[SDS] Seruan Kebaikan

“Sungguh, arena kata2 berbeda dengan arena angan2, arena amal bukanlah arena kata2. Medan jihad berbeda dengan medan amal biasa. Medan jihad yang ‘benar’ berbeda dengan medan jihad yang ‘salah’. Orang mudah berangan-angan tapi tak semua angan dapat diungkapkan lewat kata2. Banyak orang yang mampu berkata-kata tapi sedikit yang mampu menerjemahkannya lewat suatu amal, dari yang sedikit itu, lebih sedikit lagi yang mampu memelihara amalnya dengan istiqomah. Semakin sedikit lagi yang mampu mengatasi sulitnya medan dakwah dan beratnya amal. Karenanya, tempalah dirimu masing2 melalui tarbiyah yang shahih dan perhitungan yang cermat. Ujilah dirimu dalam beramal dengan amalan yang tidak disukai oleh jiwa dan yang terasa berat olehmu.

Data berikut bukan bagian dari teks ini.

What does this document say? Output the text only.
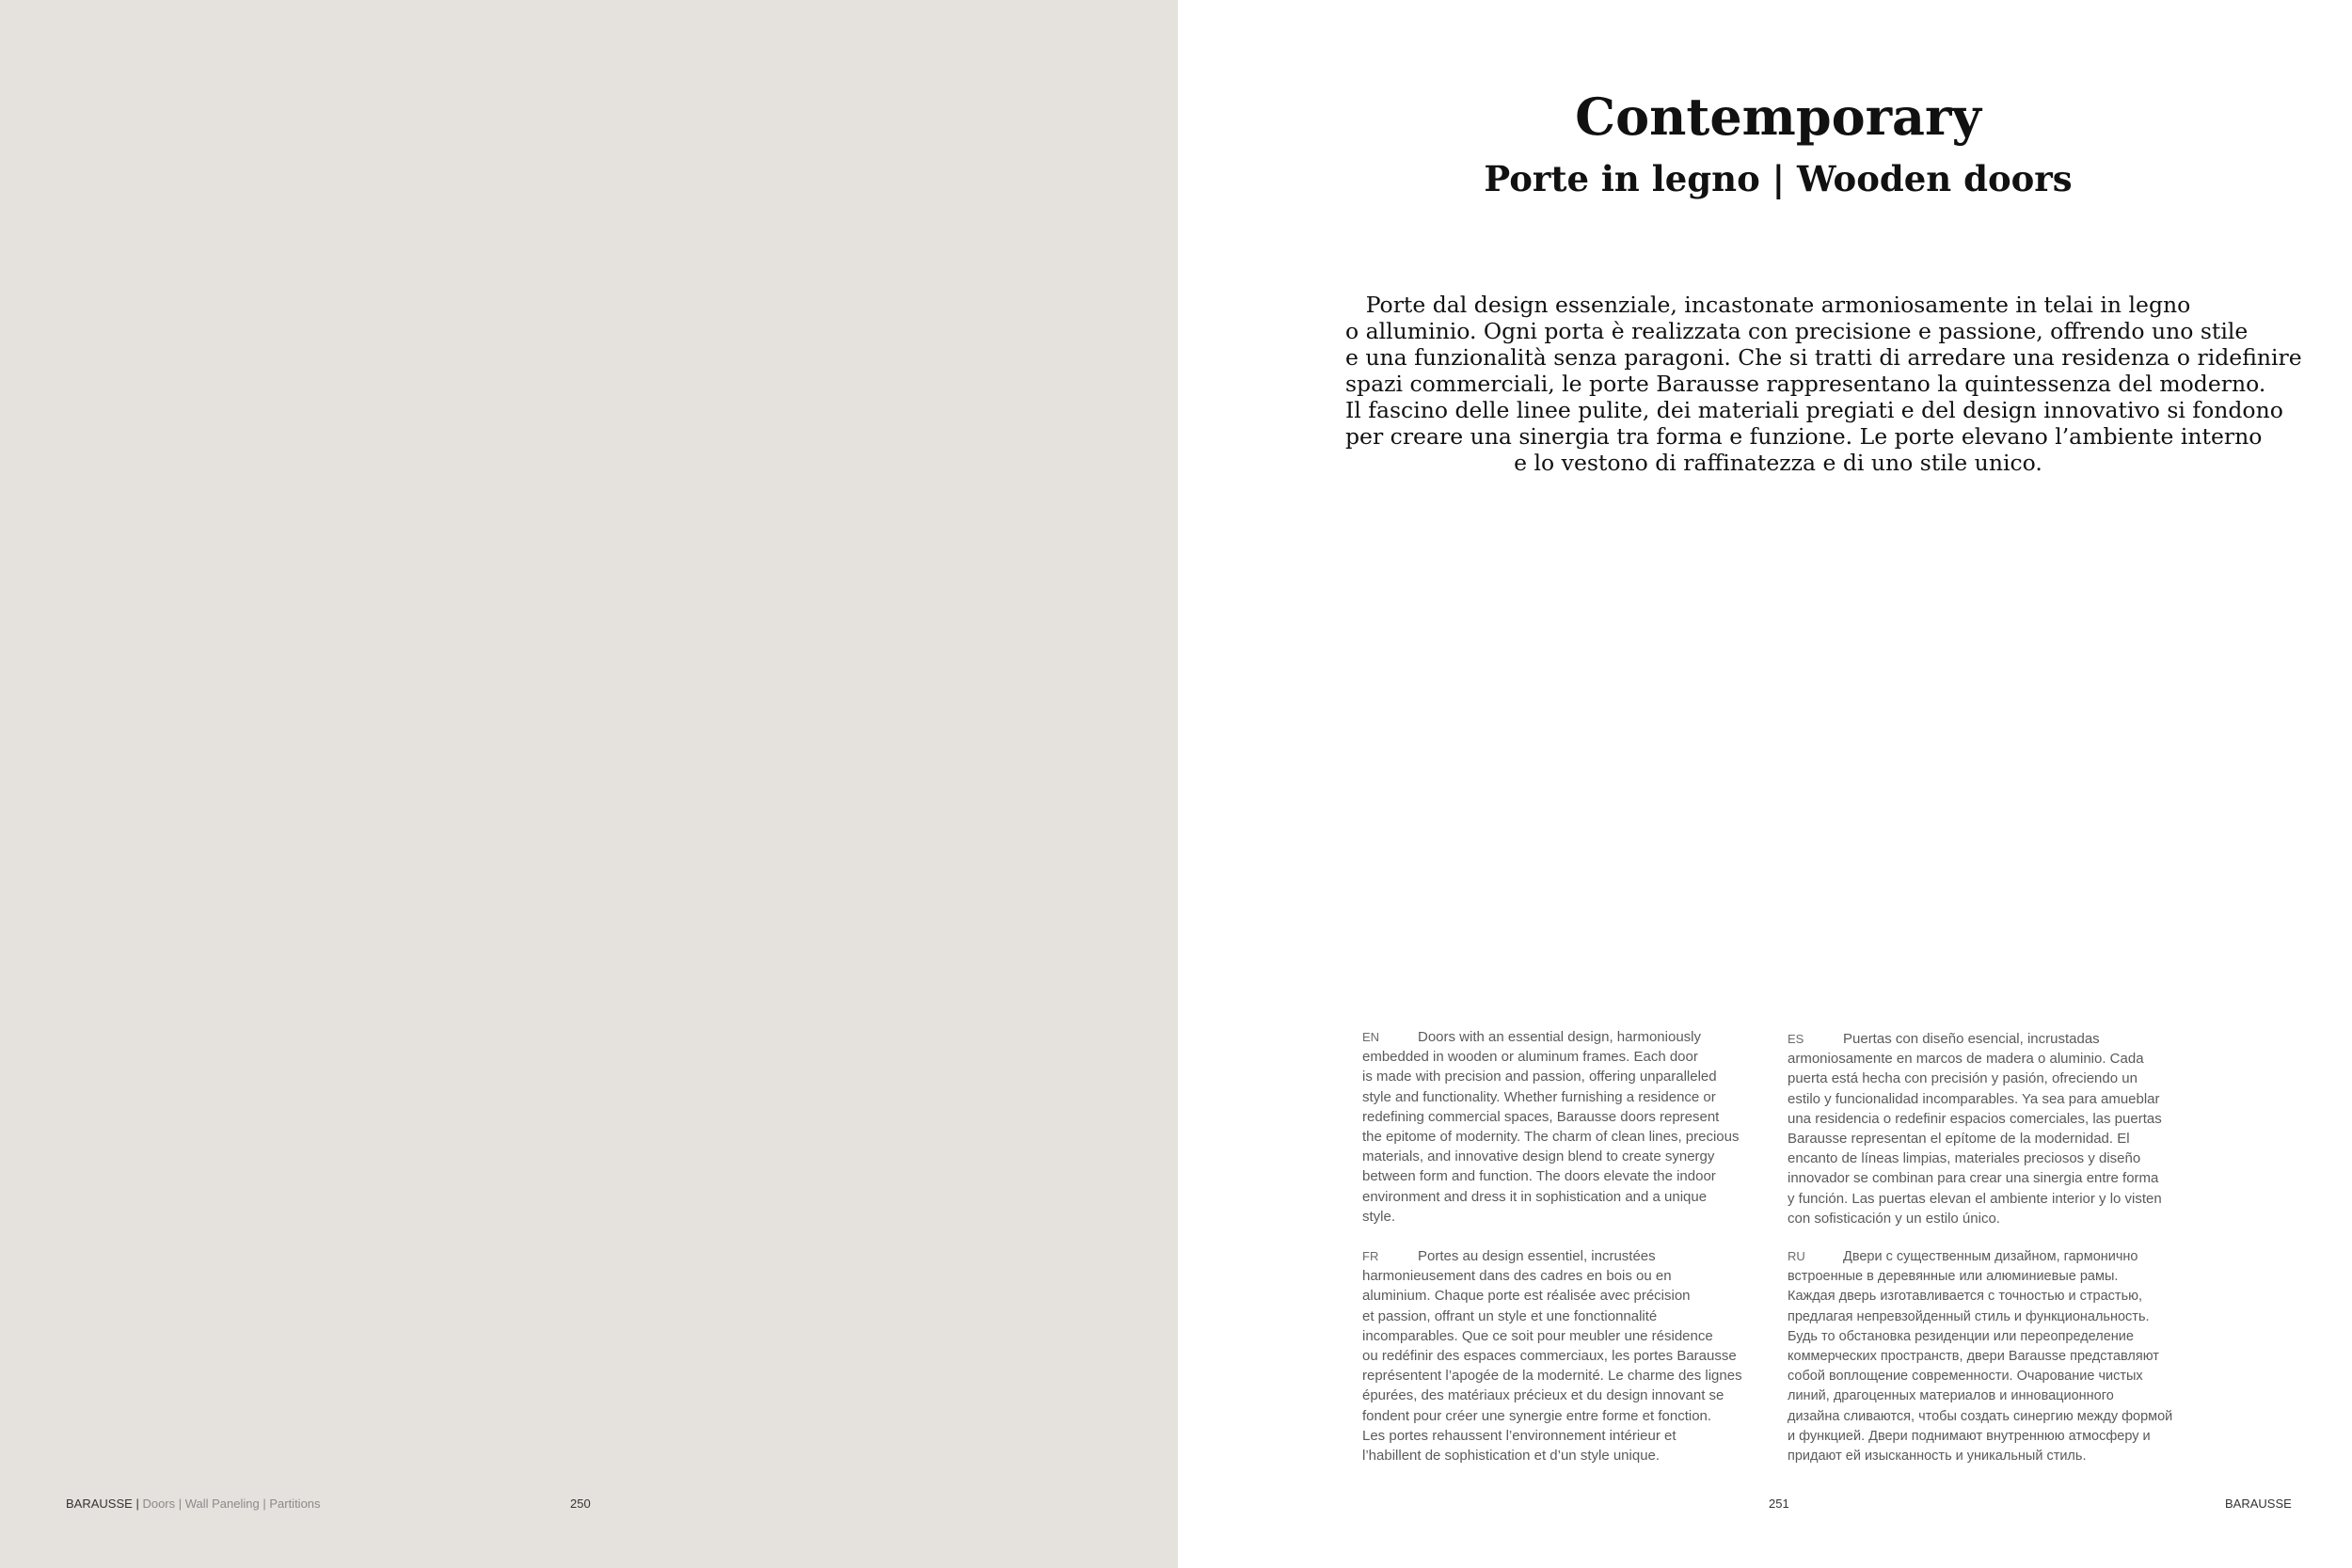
Contemporary
Porte in legno | Wooden doors
Porte dal design essenziale, incastonate armoniosamente in telai in legno
o alluminio. Ogni porta è realizzata con precisione e passione, offrendo uno stile
e una funzionalità senza paragoni. Che si tratti di arredare una residenza o ridefinire
spazi commerciali, le porte Barausse rappresentano la quintessenza del moderno.
Il fascino delle linee pulite, dei materiali pregiati e del design innovativo si fondono
per creare una sinergia tra forma e funzione. Le porte elevano l’ambiente interno
e lo vestono di raffinatezza e di uno stile unico.
EN	Doors with an essential design, harmoniously
embedded in wooden or aluminum frames. Each door
is made with precision and passion, offering unparalleled
style and functionality. Whether furnishing a residence or
redefining commercial spaces, Barausse doors represent
the epitome of modernity. The charm of clean lines, precious
materials, and innovative design blend to create synergy
between form and function. The doors elevate the indoor
environment and dress it in sophistication and a unique
style.
ES	Puertas con diseño esencial, incrustadas
armoniosamente en marcos de madera o aluminio. Cada
puerta está hecha con precisión y pasión, ofreciendo un
estilo y funcionalidad incomparables. Ya sea para amueblar
una residencia o redefinir espacios comerciales, las puertas
Barausse representan el epítome de la modernidad. El
encanto de líneas limpias, materiales preciosos y diseño
innovador se combinan para crear una sinergia entre forma
y función. Las puertas elevan el ambiente interior y lo visten
con sofisticación y un estilo único.
FR	Portes au design essentiel, incrustées
harmonieusement dans des cadres en bois ou en
aluminium. Chaque porte est réalisée avec précision
et passion, offrant un style et une fonctionnalité
incomparables. Que ce soit pour meubler une résidence
ou redéfinir des espaces commerciaux, les portes Barausse
représentent l’apogée de la modernité. Le charme des lignes
épurées, des matériaux précieux et du design innovant se
fondent pour créer une synergie entre forme et fonction.
Les portes rehaussent l’environnement intérieur et
l’habillent de sophistication et d’un style unique.
RU	Двери с существенным дизайном, гармонично
встроенные в деревянные или алюминиевые рамы.
Каждая дверь изготавливается с точностью и страстью,
предлагая непревзойденный стиль и функциональность.
Будь то обстановка резиденции или переопределение
коммерческих пространств, двери Barausse представляют
собой воплощение современности. Очарование чистых
линий, драгоценных материалов и инновационного
дизайна сливаются, чтобы создать синергию между формой
и функцией. Двери поднимают внутреннюю атмосферу и
придают ей изысканность и уникальный стиль.
BARAUSSE | Doors | Wall Paneling | Partitions	250	251	BARAUSSE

Jangan kalian lewati waktu satu menitpun tanpa suatu amal karena di sanalah akan datang pertolongan, dukungan, dan kemenangan dari Allah..”

Aku menemukan SMS sepanjang 6 halaman itu saat hendak menghapus SMS yang tersimpan di kotak masuk pesanku. SMS yang ternyata terasa lebih menggetarkan saat aku membacanya kembali. Bukan pada saat SMS dari saudari nun jauh di seberang pulau itu mengirimkannya. Medan jihad, kerja dakwah, amal nyata. Ah.. Kata2 itu masih terasa berat, terlebih karena seruan itu memang tak sekadar kata2. Dan di atas SMS itu, kutemukan pesan lain yang tak kalah menggetarkan.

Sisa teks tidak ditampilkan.